Quanto alla contraffazione, dice ancora l’avvocato La Rocca, «bisogna ricordare che il diritto Ip è caratterizzato dal principio di territorialità: la tutela non è internazionale ma vale nei Paesi in cui il marchio è registrato. Il nodo potrebbe essere capire dove si verifica la contraffazione e a quali difese fare ricorso». E qui ritorna il tema dell’intelligenza artificiale: utile a creare, ma anche a scoprire i falsi e quindi a definire le strategie di tutela.

Spiega Lydia Mendola, partner di Portolano Cavallo e responsabile della practice di Ip: «I metaversi, i mondi virtuali, verranno abilitati da diverse tecnologie (blockchain, intelligenza artificiale, realtà aumentata, realtà virtuale, 5G, cloud computing ed edge computing), integrate tra loro. E vanno affrontati interpretando norme che non sono propriamente pensate per queste realtà ma che gli operatori del settore dovranno implementare nel contesto del web 3.0. Lavorando molto con la moda, stiamo già sperimentando un incremento di lavoro sugli Nft, regolati facendo ricorso a norme e principi giuridici esistenti».

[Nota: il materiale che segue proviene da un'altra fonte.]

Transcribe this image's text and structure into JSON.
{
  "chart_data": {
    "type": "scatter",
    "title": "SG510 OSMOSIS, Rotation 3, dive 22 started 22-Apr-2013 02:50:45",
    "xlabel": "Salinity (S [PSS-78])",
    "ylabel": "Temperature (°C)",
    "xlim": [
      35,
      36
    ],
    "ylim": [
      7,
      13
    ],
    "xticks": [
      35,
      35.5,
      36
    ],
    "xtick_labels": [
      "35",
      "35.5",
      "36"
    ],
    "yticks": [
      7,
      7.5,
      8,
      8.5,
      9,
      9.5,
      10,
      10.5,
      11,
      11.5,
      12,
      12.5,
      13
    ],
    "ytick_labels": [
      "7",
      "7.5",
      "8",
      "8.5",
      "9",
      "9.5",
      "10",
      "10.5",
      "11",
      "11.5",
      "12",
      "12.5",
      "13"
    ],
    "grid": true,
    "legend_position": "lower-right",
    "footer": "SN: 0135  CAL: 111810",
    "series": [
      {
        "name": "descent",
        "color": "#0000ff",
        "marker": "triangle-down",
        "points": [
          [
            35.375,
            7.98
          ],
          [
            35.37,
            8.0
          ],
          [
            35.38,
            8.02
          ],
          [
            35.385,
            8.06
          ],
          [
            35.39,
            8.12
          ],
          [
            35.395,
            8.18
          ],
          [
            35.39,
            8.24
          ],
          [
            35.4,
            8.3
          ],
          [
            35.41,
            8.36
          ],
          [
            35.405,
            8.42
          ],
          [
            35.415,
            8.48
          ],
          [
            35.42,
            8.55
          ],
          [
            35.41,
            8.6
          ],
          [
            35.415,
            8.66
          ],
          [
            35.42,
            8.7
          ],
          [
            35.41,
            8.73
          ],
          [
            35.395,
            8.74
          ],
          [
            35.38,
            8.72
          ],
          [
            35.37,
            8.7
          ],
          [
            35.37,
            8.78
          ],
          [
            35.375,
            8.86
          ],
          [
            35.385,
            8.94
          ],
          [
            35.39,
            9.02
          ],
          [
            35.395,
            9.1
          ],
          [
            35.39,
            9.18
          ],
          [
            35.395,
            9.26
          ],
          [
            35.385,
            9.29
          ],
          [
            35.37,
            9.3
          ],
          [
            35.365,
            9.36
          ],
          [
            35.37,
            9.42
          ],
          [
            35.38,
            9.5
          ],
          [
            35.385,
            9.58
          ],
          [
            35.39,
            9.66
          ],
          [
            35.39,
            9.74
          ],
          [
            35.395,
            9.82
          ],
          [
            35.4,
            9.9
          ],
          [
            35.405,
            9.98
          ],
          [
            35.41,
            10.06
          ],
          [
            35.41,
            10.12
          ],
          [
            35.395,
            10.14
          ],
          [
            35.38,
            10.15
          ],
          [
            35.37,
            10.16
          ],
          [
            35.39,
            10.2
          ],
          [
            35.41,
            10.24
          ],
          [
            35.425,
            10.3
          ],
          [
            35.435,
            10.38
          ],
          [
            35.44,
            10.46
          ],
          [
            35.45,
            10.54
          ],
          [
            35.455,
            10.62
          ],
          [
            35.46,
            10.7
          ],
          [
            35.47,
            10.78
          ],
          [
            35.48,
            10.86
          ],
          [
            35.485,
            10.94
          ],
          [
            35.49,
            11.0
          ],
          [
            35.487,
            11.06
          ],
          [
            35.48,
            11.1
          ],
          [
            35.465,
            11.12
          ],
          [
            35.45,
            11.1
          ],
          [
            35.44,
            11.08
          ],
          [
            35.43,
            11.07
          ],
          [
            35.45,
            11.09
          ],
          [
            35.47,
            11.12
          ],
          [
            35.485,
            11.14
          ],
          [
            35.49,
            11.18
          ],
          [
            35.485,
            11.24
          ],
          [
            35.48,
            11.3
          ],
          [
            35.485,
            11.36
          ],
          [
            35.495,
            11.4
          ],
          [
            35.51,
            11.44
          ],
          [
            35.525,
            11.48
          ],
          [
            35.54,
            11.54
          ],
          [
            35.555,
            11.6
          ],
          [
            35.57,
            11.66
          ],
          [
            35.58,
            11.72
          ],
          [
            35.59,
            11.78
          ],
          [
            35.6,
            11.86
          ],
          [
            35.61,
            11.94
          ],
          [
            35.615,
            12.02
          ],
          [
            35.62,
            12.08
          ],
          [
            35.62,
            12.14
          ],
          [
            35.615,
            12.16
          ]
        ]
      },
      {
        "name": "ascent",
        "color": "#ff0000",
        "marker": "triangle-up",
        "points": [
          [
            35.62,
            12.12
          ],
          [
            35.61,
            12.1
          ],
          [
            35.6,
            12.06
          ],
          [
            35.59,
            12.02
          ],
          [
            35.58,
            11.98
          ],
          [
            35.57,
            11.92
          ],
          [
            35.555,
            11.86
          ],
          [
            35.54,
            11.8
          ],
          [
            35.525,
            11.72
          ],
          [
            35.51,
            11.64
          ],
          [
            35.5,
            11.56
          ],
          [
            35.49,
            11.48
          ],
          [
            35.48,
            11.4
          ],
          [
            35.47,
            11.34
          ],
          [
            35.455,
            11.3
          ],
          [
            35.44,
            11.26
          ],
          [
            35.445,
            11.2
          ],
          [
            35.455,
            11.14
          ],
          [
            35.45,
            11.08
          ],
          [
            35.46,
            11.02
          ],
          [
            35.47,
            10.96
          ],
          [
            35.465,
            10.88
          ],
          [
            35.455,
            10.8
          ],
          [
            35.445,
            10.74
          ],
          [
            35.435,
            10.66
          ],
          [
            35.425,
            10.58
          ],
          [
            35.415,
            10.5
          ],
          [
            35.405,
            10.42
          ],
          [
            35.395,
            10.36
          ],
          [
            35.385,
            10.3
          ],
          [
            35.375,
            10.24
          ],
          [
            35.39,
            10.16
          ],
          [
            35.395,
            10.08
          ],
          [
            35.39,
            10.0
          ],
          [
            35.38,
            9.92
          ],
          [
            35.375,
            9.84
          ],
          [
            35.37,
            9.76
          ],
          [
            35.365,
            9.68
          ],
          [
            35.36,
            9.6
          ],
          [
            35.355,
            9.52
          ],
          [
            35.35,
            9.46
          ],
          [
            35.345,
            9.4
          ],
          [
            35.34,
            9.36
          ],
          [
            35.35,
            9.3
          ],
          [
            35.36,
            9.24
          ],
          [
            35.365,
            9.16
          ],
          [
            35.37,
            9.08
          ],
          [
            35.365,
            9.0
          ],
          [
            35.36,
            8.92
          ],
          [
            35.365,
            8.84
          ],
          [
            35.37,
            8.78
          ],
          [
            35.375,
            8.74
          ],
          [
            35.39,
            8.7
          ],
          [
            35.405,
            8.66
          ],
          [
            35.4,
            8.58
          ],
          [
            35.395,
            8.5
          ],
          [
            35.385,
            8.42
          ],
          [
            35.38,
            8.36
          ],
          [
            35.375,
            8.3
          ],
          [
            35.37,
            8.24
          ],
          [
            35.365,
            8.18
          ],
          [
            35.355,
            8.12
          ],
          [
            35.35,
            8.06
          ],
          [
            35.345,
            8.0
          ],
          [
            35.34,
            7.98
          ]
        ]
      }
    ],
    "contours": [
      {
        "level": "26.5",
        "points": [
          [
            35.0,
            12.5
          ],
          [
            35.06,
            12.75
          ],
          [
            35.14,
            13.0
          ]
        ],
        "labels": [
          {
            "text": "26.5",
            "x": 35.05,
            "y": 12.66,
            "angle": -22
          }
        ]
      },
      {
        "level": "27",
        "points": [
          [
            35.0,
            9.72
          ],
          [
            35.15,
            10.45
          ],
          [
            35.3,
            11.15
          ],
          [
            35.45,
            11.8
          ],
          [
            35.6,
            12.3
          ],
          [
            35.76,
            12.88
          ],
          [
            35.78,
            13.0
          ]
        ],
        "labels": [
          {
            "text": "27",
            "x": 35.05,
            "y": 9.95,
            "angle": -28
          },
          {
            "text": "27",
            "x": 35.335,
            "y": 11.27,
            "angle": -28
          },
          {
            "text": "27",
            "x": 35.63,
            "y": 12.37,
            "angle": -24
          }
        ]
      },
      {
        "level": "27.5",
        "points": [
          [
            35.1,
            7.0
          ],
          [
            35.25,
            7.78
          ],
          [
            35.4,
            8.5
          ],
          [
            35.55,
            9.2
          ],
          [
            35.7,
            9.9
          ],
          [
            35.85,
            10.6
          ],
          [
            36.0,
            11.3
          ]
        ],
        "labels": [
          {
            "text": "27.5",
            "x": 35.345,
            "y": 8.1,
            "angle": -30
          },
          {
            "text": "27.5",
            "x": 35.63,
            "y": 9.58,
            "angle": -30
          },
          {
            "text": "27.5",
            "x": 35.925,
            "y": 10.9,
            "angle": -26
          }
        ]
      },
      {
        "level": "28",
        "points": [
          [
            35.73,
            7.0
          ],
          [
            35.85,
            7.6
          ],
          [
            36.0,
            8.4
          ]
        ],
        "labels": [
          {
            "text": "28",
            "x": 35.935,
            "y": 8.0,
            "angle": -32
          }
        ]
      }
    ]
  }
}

Certo con l’affermazione di nuove tecnologie si creano opportunità per nuove attività illecite: «la piattaforma OpenSea, ad esempio - ricorda Mendola –, ha ammesso di recente che l’80% degli Nft coniati grazie al suo servizio gratuito sono “falsi”, nel senso che chi li conia non ha alcun diritto sul bene digitale sotteso. Si aprono nuovi filoni di contenzioso, cui le piattaforme fanno fronte, per esempio, attraverso la procedura di “notice and take down”, cioè di rimozione dei contenuti illegali online».

Brevetti e innovazioni

Non solo brand, diritti dei marchi e del design. Il cambiamento riguarda anche l’ambito più “hard” dei brevetti e della tutela dell’innovazione. «Un tema è quello dei brevetti cosiddetti “essenziali”, che proteggono le tecnologie indispensabili per attuare standard tecnici come 4G, Gprs, Bluetooth, eccetera – nota Luigi Mansani, partner di Hogan Lovells e responsabile del dipartimento di Ip –. Perché è interessante vedere i riflessi sulla cosiddetta Internet of things (IoT). Questi brevetti “essenziali”, che devono essere dati in licenza a prezzi ragionevoli, servono a far funzionare ad esempio computer o smartphone. Ma a partire dalla telefonia, il raggio d’azione si è allargato a dismisura, e ora coinvolge tutti i device, persino le automobili». Parlando di novità, va citato anche il fronte normativo. «Con il nuovo brevetto comunitario che si intravede all’orizzonte – afferma l’avvocato Mansani – l’azione legale varrà finalmente nei confronti di tutti i Paesi Ue, evitando di dover affrontare tante cause diverse nei vari territori».